Cette diversité rend le modèle difficile à résumer par une seule silhouette. La 625 TF désigne avant tout une base mécanique et technique commune, déclinée dans deux configurations de carrosserie. Elle illustre une époque où les voitures de course pouvaient être produites en très petite série avec des variations importantes entre les exemplaires.

La Ferrari 625 TF en compétition

L’un des résultats les plus clairement documentés du modèle est obtenu le 29 juin 1953 au Grand Prix de Monza. Une 625 TF Spider engagée par la Scuderia Ferrari et pilotée par Mike Hawthorn termine l’épreuve à la quatrième place.
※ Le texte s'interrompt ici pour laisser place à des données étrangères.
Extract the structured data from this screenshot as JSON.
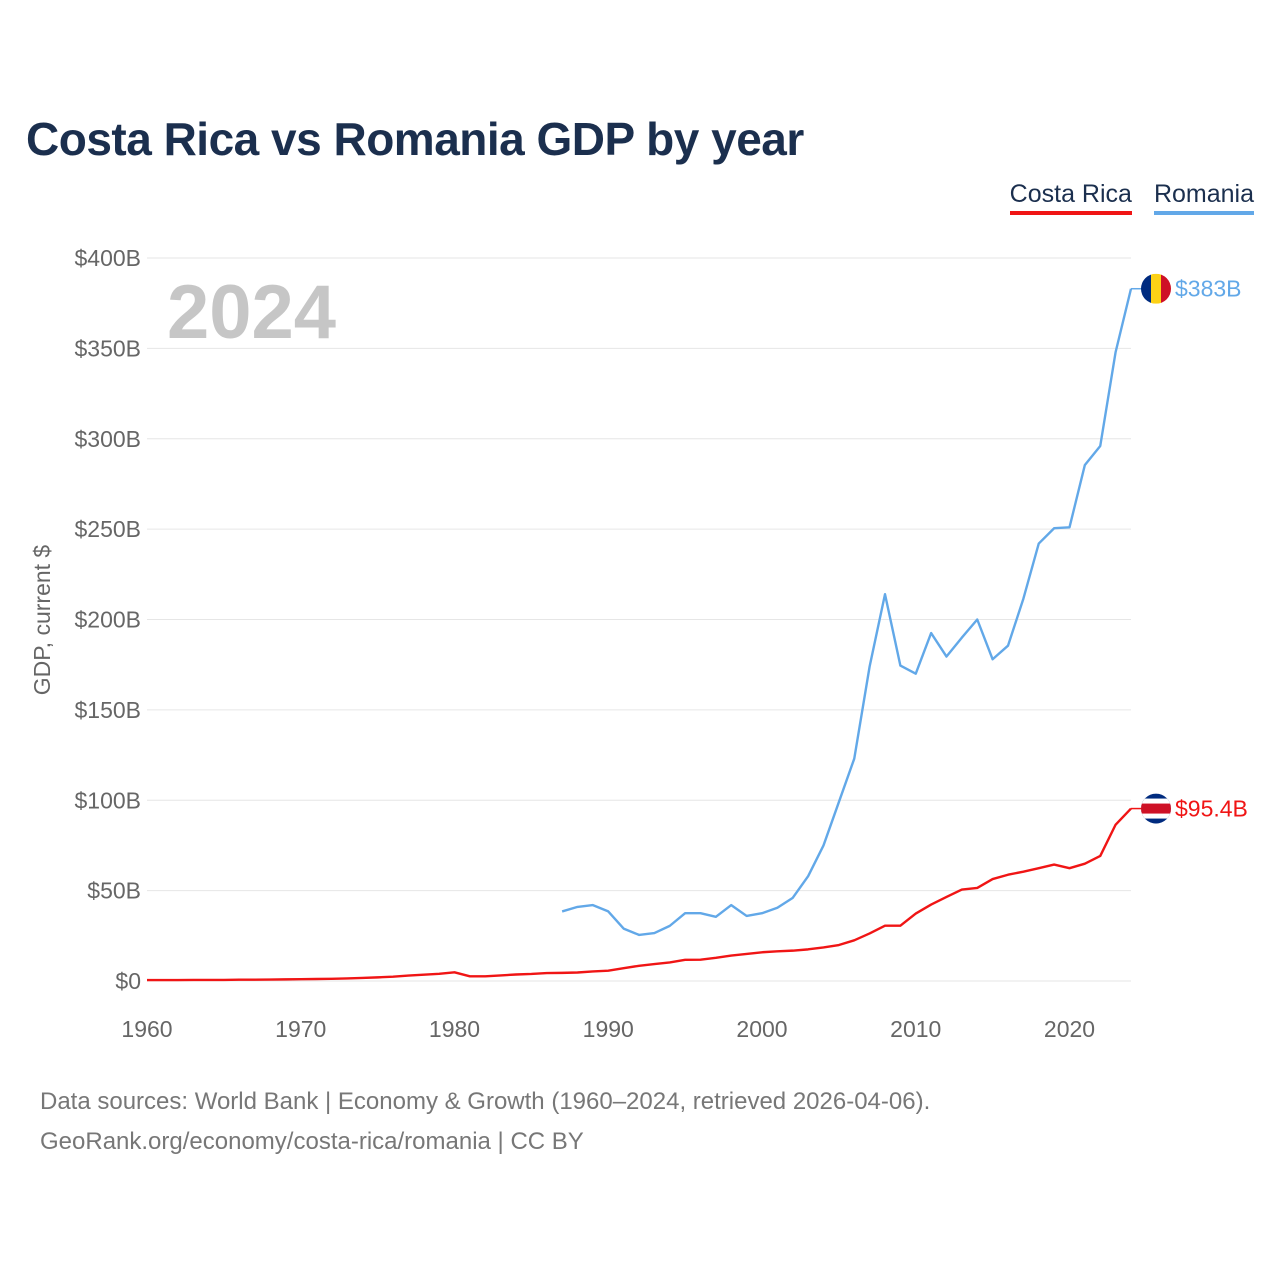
{
  "title": "Costa Rica vs Romania GDP by year",
  "legend": {
    "costa_rica": "Costa Rica",
    "romania": "Romania"
  },
  "year_label": "2024",
  "footer": {
    "line1": "Data sources: World Bank | Economy & Growth (1960–2024, retrieved 2026-04-06).",
    "line2": "GeoRank.org/economy/costa-rica/romania | CC BY"
  },
  "colors": {
    "costa_rica": "#f01515",
    "romania": "#62a8e8",
    "title": "#1b2f4e",
    "grid": "#e6e6e6",
    "axis_text": "#666666",
    "year": "#c6c6c6"
  },
  "chart_data": {
    "type": "line",
    "title": "Costa Rica vs Romania GDP by year",
    "xlabel": "",
    "ylabel": "GDP, current $",
    "xlim": [
      1960,
      2024
    ],
    "ylim": [
      0,
      400
    ],
    "unit": "billion USD",
    "x_ticks": [
      1960,
      1970,
      1980,
      1990,
      2000,
      2010,
      2020
    ],
    "x_tick_labels": [
      "1960",
      "1970",
      "1980",
      "1990",
      "2000",
      "2010",
      "2020"
    ],
    "y_ticks": [
      0,
      50,
      100,
      150,
      200,
      250,
      300,
      350,
      400
    ],
    "y_tick_labels": [
      "$0",
      "$50B",
      "$100B",
      "$150B",
      "$200B",
      "$250B",
      "$300B",
      "$350B",
      "$400B"
    ],
    "series": [
      {
        "name": "Romania",
        "end_label": "$383B",
        "x": [
          1987,
          1988,
          1989,
          1990,
          1991,
          1992,
          1993,
          1994,
          1995,
          1996,
          1997,
          1998,
          1999,
          2000,
          2001,
          2002,
          2003,
          2004,
          2005,
          2006,
          2007,
          2008,
          2009,
          2010,
          2011,
          2012,
          2013,
          2014,
          2015,
          2016,
          2017,
          2018,
          2019,
          2020,
          2021,
          2022,
          2023,
          2024
        ],
        "values": [
          38.5,
          41,
          42,
          38.5,
          29,
          25.5,
          26.5,
          30.5,
          37.5,
          37.5,
          35.5,
          42,
          36,
          37.5,
          40.5,
          46,
          58,
          75,
          99,
          123,
          174,
          214,
          174.5,
          170,
          192.5,
          179.5,
          190,
          200,
          178,
          185.5,
          211.5,
          242,
          250.5,
          251,
          285.5,
          296,
          348,
          383
        ]
      },
      {
        "name": "Costa Rica",
        "end_label": "$95.4B",
        "x": [
          1960,
          1961,
          1962,
          1963,
          1964,
          1965,
          1966,
          1967,
          1968,
          1969,
          1970,
          1971,
          1972,
          1973,
          1974,
          1975,
          1976,
          1977,
          1978,
          1979,
          1980,
          1981,
          1982,
          1983,
          1984,
          1985,
          1986,
          1987,
          1988,
          1989,
          1990,
          1991,
          1992,
          1993,
          1994,
          1995,
          1996,
          1997,
          1998,
          1999,
          2000,
          2001,
          2002,
          2003,
          2004,
          2005,
          2006,
          2007,
          2008,
          2009,
          2010,
          2011,
          2012,
          2013,
          2014,
          2015,
          2016,
          2017,
          2018,
          2019,
          2020,
          2021,
          2022,
          2023,
          2024
        ],
        "values": [
          0.5,
          0.5,
          0.5,
          0.6,
          0.6,
          0.6,
          0.7,
          0.7,
          0.8,
          0.9,
          1,
          1.1,
          1.2,
          1.4,
          1.7,
          2,
          2.4,
          3,
          3.5,
          4,
          4.8,
          2.6,
          2.6,
          3.1,
          3.6,
          3.9,
          4.4,
          4.5,
          4.7,
          5.3,
          5.7,
          7.1,
          8.4,
          9.4,
          10.3,
          11.7,
          11.8,
          12.8,
          14.1,
          15,
          15.9,
          16.4,
          16.8,
          17.5,
          18.6,
          19.9,
          22.5,
          26.3,
          30.6,
          30.6,
          37.3,
          42.3,
          46.5,
          50.6,
          51.5,
          56.4,
          58.8,
          60.5,
          62.4,
          64.4,
          62.4,
          64.9,
          69.2,
          86.5,
          95.4
        ]
      }
    ]
  }
}
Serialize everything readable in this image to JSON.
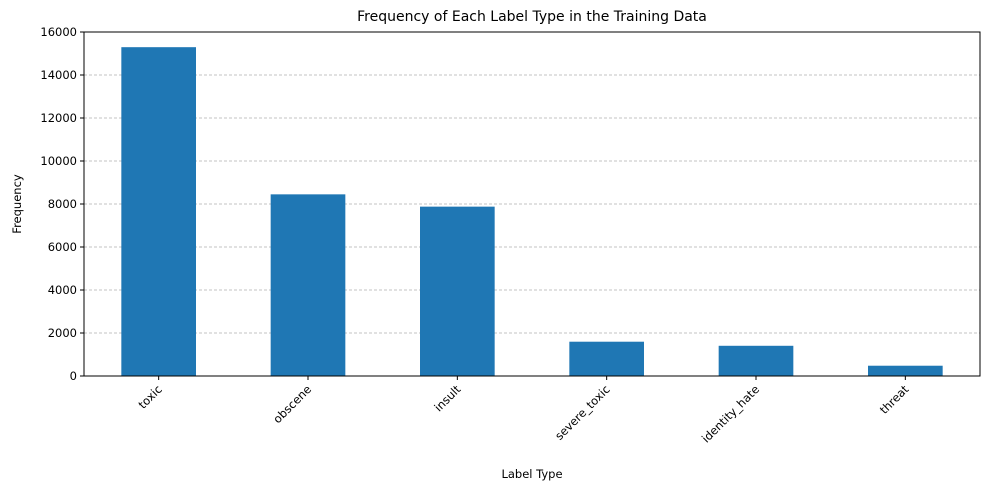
{
  "chart_data": {
    "type": "bar",
    "title": "Frequency of Each Label Type in the Training Data",
    "xlabel": "Label Type",
    "ylabel": "Frequency",
    "categories": [
      "toxic",
      "obscene",
      "insult",
      "severe_toxic",
      "identity_hate",
      "threat"
    ],
    "values": [
      15294,
      8449,
      7877,
      1595,
      1405,
      478
    ],
    "ylim": [
      0,
      16000
    ],
    "yticks": [
      0,
      2000,
      4000,
      6000,
      8000,
      10000,
      12000,
      14000,
      16000
    ],
    "grid": "y-dashed",
    "legend": "none",
    "bar_color": "#1f77b4",
    "grid_color": "#b0b0b0"
  }
}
Ce résultat permet de replacer la voiture dans le programme sportif de Ferrari en 1953, mais il ne faut pas lui attribuer un palmarès plus étendu que celui qui est effectivement documenté. La rareté du modèle, sa production limitée et ses transformations ultérieures compliquent la reconstitution complète de la carrière de chacun des trois châssis.

La 625 TF s’inscrit néanmoins dans une lignée de prototypes à quatre cylindres que Ferrari a continué à développer au cours des années 1950. La Ferrari 735 S et la Ferrari 857 S témoignent de cette exploration de cylindrées plus importantes, avec des caractéristiques et des objectifs sportifs propres à chaque modèle.

Des exemplaires modifiés après leur carrière initiale

L’identification des Ferrari 625 TF demande une attention particulière, car les trois voitures ont ensuite été vendues avec des moteurs différents de leur quatre-cylindres 625 d’origine. Une fiche historique peut donc décrire un même châssis dans plusieurs configurations mécaniques selon la période considérée.

Pour présenter correctement le modèle, il convient de distinguer la spécification définie par Ferrari en 1953 des transformations réalisées après sa carrière initiale. La configuration de référence reste celle du quatre-cylindres de 2,5 litres développant 220 ch, associé au châssis tubulaire, à la boîte manuelle à quatre rapports et aux carrosseries en aluminium de Vignale.